The second thing is that this diagram shows us that inheritance is statistical process. It means that we share precisely 50% DNA with our parents, but beginning from grandparents the things become more complicated: we DO NOT share precisely 25% of DNA with them. The amount may vary in wide ranges. Of course, we can calculate them in simple cases and you are right, that 7C will have shared DNA in range ~0-15cM.

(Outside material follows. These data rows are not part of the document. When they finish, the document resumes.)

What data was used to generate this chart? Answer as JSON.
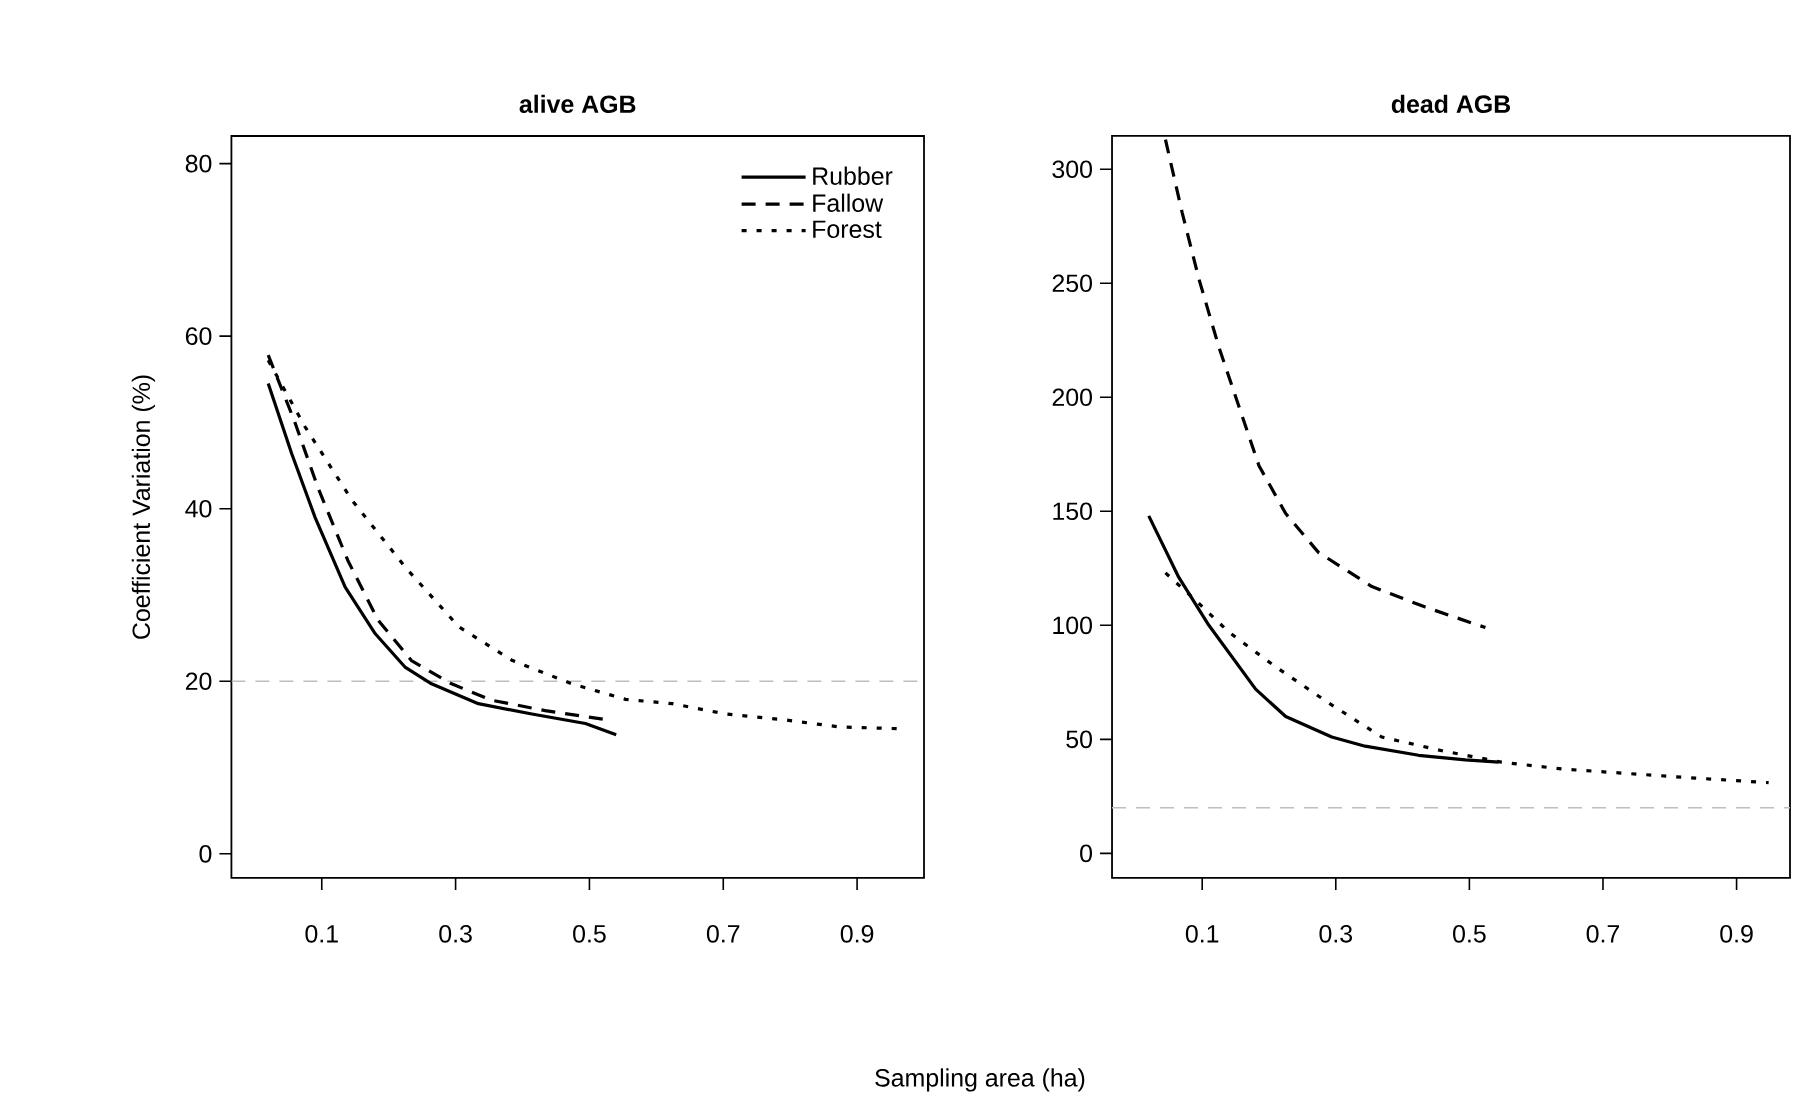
{
  "chart_data": [
    {
      "type": "line",
      "title": "alive AGB",
      "xlabel": "Sampling area (ha)",
      "ylabel": "Coefficient Variation (%)",
      "xlim": [
        -0.035,
        1.0
      ],
      "ylim": [
        -2.8,
        83.2
      ],
      "xticks": [
        0.1,
        0.3,
        0.5,
        0.7,
        0.9
      ],
      "yticks": [
        0,
        20,
        40,
        60,
        80
      ],
      "legend": "top right",
      "grid": false,
      "ref_lines": [
        {
          "axis": "y",
          "value": 20,
          "color": "#bebebe",
          "line_style": "dashed"
        }
      ],
      "series": [
        {
          "name": "Rubber",
          "color": "#000000",
          "line_style": "solid",
          "x": [
            0.02,
            0.055,
            0.09,
            0.135,
            0.18,
            0.225,
            0.264,
            0.334,
            0.414,
            0.494,
            0.54
          ],
          "values": [
            54.5,
            46.4,
            39.0,
            30.9,
            25.5,
            21.6,
            19.7,
            17.4,
            16.2,
            15.1,
            13.8
          ]
        },
        {
          "name": "Fallow",
          "color": "#000000",
          "line_style": "dashed",
          "x": [
            0.02,
            0.059,
            0.094,
            0.139,
            0.184,
            0.234,
            0.294,
            0.354,
            0.434,
            0.52
          ],
          "values": [
            57.8,
            50.2,
            42.5,
            34.0,
            27.1,
            22.4,
            19.7,
            17.8,
            16.6,
            15.6
          ]
        },
        {
          "name": "Forest",
          "color": "#000000",
          "line_style": "dotted",
          "x": [
            0.02,
            0.075,
            0.145,
            0.225,
            0.305,
            0.385,
            0.474,
            0.554,
            0.624,
            0.704,
            0.794,
            0.874,
            0.963
          ],
          "values": [
            57.2,
            49.5,
            41.0,
            33.2,
            26.3,
            22.4,
            19.7,
            17.9,
            17.4,
            16.2,
            15.5,
            14.7,
            14.5
          ]
        }
      ]
    },
    {
      "type": "line",
      "title": "dead AGB",
      "xlim": [
        -0.035,
        0.98
      ],
      "ylim": [
        -10.8,
        314.6
      ],
      "xticks": [
        0.1,
        0.3,
        0.5,
        0.7,
        0.9
      ],
      "yticks": [
        0,
        50,
        100,
        150,
        200,
        250,
        300
      ],
      "grid": false,
      "ref_lines": [
        {
          "axis": "y",
          "value": 20,
          "color": "#bebebe",
          "line_style": "dashed"
        }
      ],
      "series": [
        {
          "color": "#000000",
          "line_style": "solid",
          "x": [
            0.02,
            0.065,
            0.11,
            0.18,
            0.225,
            0.294,
            0.344,
            0.424,
            0.494,
            0.544
          ],
          "values": [
            148,
            121,
            100,
            72,
            60,
            51,
            47,
            43,
            41,
            40
          ]
        },
        {
          "color": "#000000",
          "line_style": "dashed",
          "x": [
            0.045,
            0.07,
            0.095,
            0.125,
            0.155,
            0.185,
            0.225,
            0.274,
            0.354,
            0.434,
            0.524
          ],
          "values": [
            313,
            281,
            252,
            222,
            196,
            170,
            149,
            132,
            117,
            108,
            99
          ]
        },
        {
          "color": "#000000",
          "line_style": "dotted",
          "x": [
            0.045,
            0.09,
            0.14,
            0.209,
            0.289,
            0.369,
            0.459,
            0.548,
            0.638,
            0.738,
            0.838,
            0.948
          ],
          "values": [
            123,
            111,
            97,
            82,
            66,
            51,
            45,
            40,
            37,
            35,
            33,
            31
          ]
        }
      ]
    }
  ]
}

The last problem is the artifacts of matching algorithm. The algorithm calculates so called half-matches on the chromosomes. It means that when we took test and got results, we don't know for what chromosome belongs particular test location. So algorithms tries to find matches on both chromosomes. It is not totally incorrect, but usually gives results of reasonable quality. But sometimes it leads to false-positive matches. Also there is such problem that one particular person may have more shared DNA with somebody, than his parents. This may happen between tricky overlap of parents' segments. So it is ALWAYS good idea to have parents tested and then split the matches to the paternal and maternal lines. It is made automatically in services like FTDNA. Or you can do the same on services like GEDMATCH. The process is called "PHASING". I want to emphasize that it not only split the matches into paternal and maternal lines, but also effectively eliminate false-positives.